Prime Minister David Cameron was forced to defend the government's approach to collecting corporation tax today after Labour leader Jeremy Corbyn questioned Google's £130m back taxes deal.

"We're talking about tax that should have been collected under a Labour government, raised by a Conservative government," Cameron said at Prime Minister's Questions (PMQs). "No government has done more than this one to crack down on tax evasion and aggressive tax avoidance. No government, and certainly not the last Labour government."

Google revealed late Friday that it had reached a deal with HMRC to hand over £130m to settle claims covering a 10-year period, including years when Tony Blair and Gordon Brown were in Number 10.

Cameron said told MPs today that "it's quite right" that tax deals are "done independently by HMRC", but pointed to new government policies to crack down on tax evasion and limit tax avoidance.

"We have put in place the diverted profit tax that means that this company and other companies will pay more tax in future.
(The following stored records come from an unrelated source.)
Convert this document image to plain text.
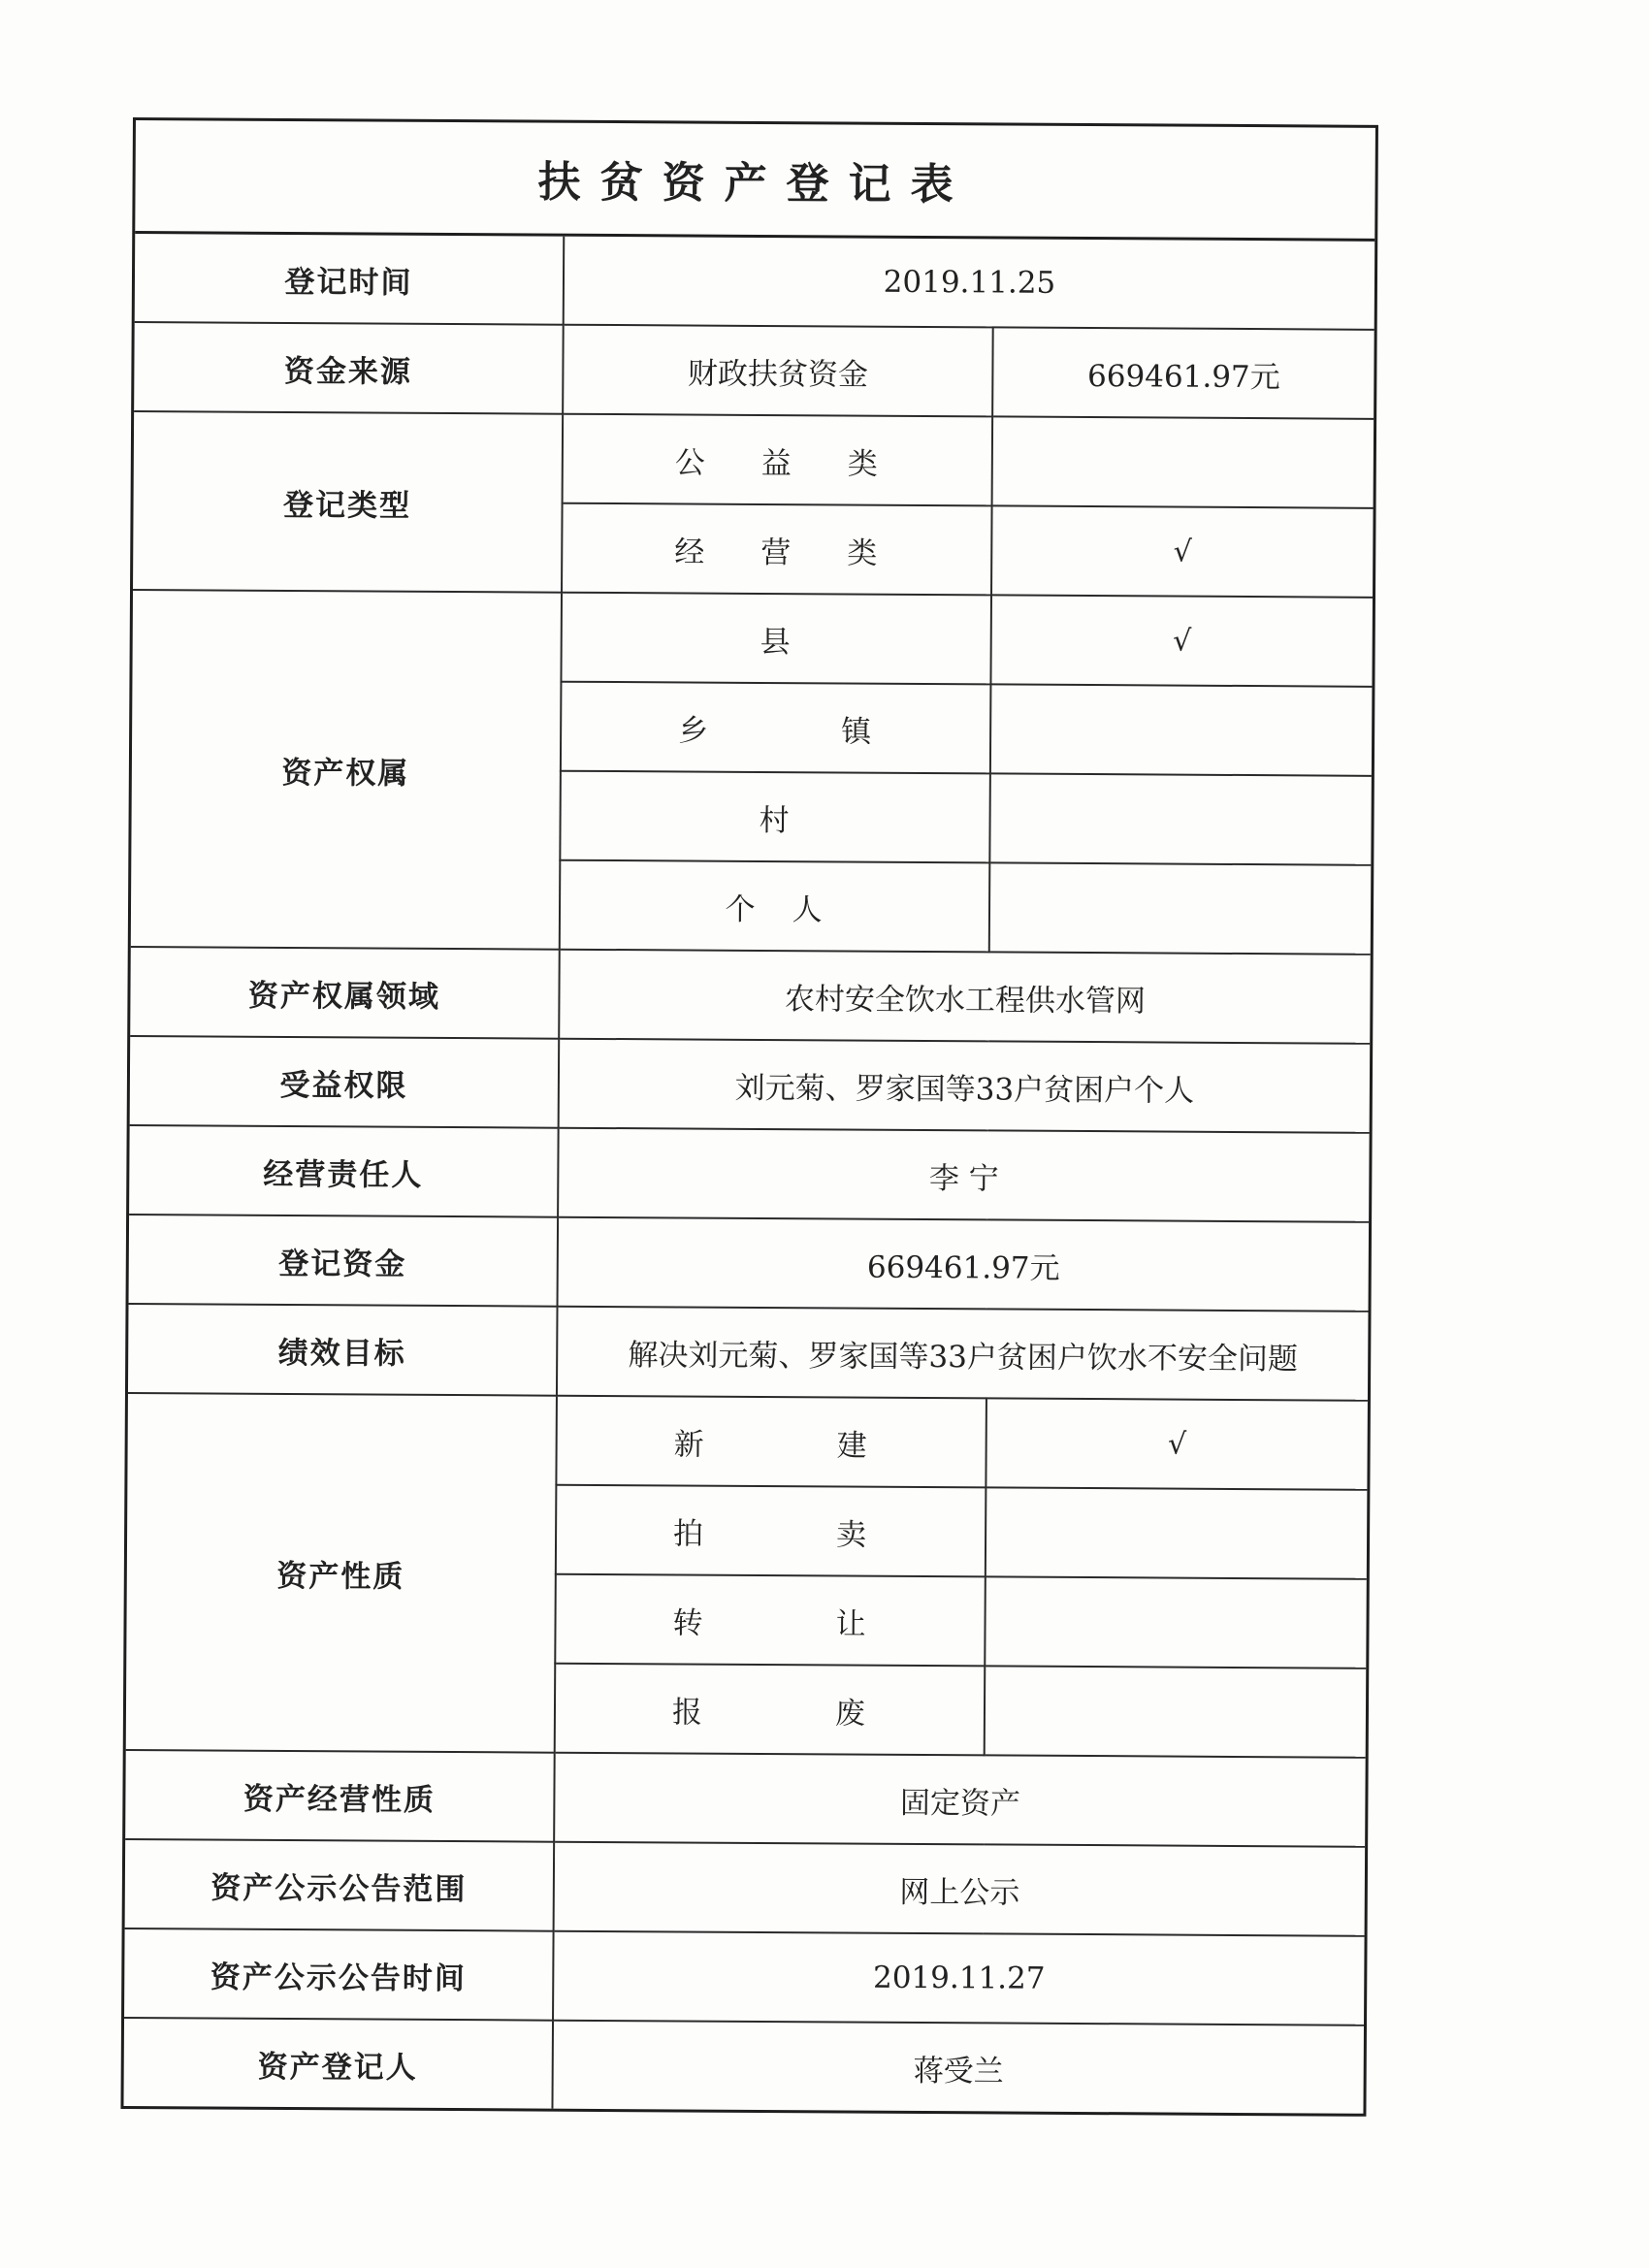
扶贫资产登记表
登记时间	2019.11.25	
资金来源	财政扶贫资金	669461.97元
登记类型	公 益 类	

	经 营 类	√
资产权属	县	√

	乡 镇	

	村	

	个 人	

资产权属领域	农村安全饮水工程供水管网	
受益权限	刘元菊、罗家国等33户贫困户个人	
经营责任人	李 宁	
登记资金	669461.97元	
绩效目标	解决刘元菊、罗家国等33户贫困户饮水不安全问题	
资产性质	新 建	√

	拍 卖	

	转 让	

	报 废	

资产经营性质	固定资产	
资产公示公告范围	网上公示	
资产公示公告时间	2019.11.27	
资产登记人	蒋受兰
And more tax in future than they ever paid under Labour, where the tax rate for Google was zero per cent," Cameron said.

Read more: Taxing companies is after all just a stealthy way to tax people

Cameron also made a jab at big banks in PMQs, saying of Corbyn: "If like me he's genuinely angry about what happened to Google under Labour, can I tell him a few people he could call?"

"Maybe he should start by calling Tony Blair, you can get him at JP Morgan," Cameron told MPs. "Call Gordon Brown, apparently you can get him at a Californian bond dealer called Pimco. He could call Alistair Darling, I think he's at Morgan Stanley, but it's hard to keep up.

"Those are the people to blame for Google not paying their taxes, we're the ones who got them to pay," Cameron said.

Blair has been a paid adviser to JP Morgan since 2008, while it was revealed last December that Brown and Darling were taking up roles with Pimco and Morgan Stanley.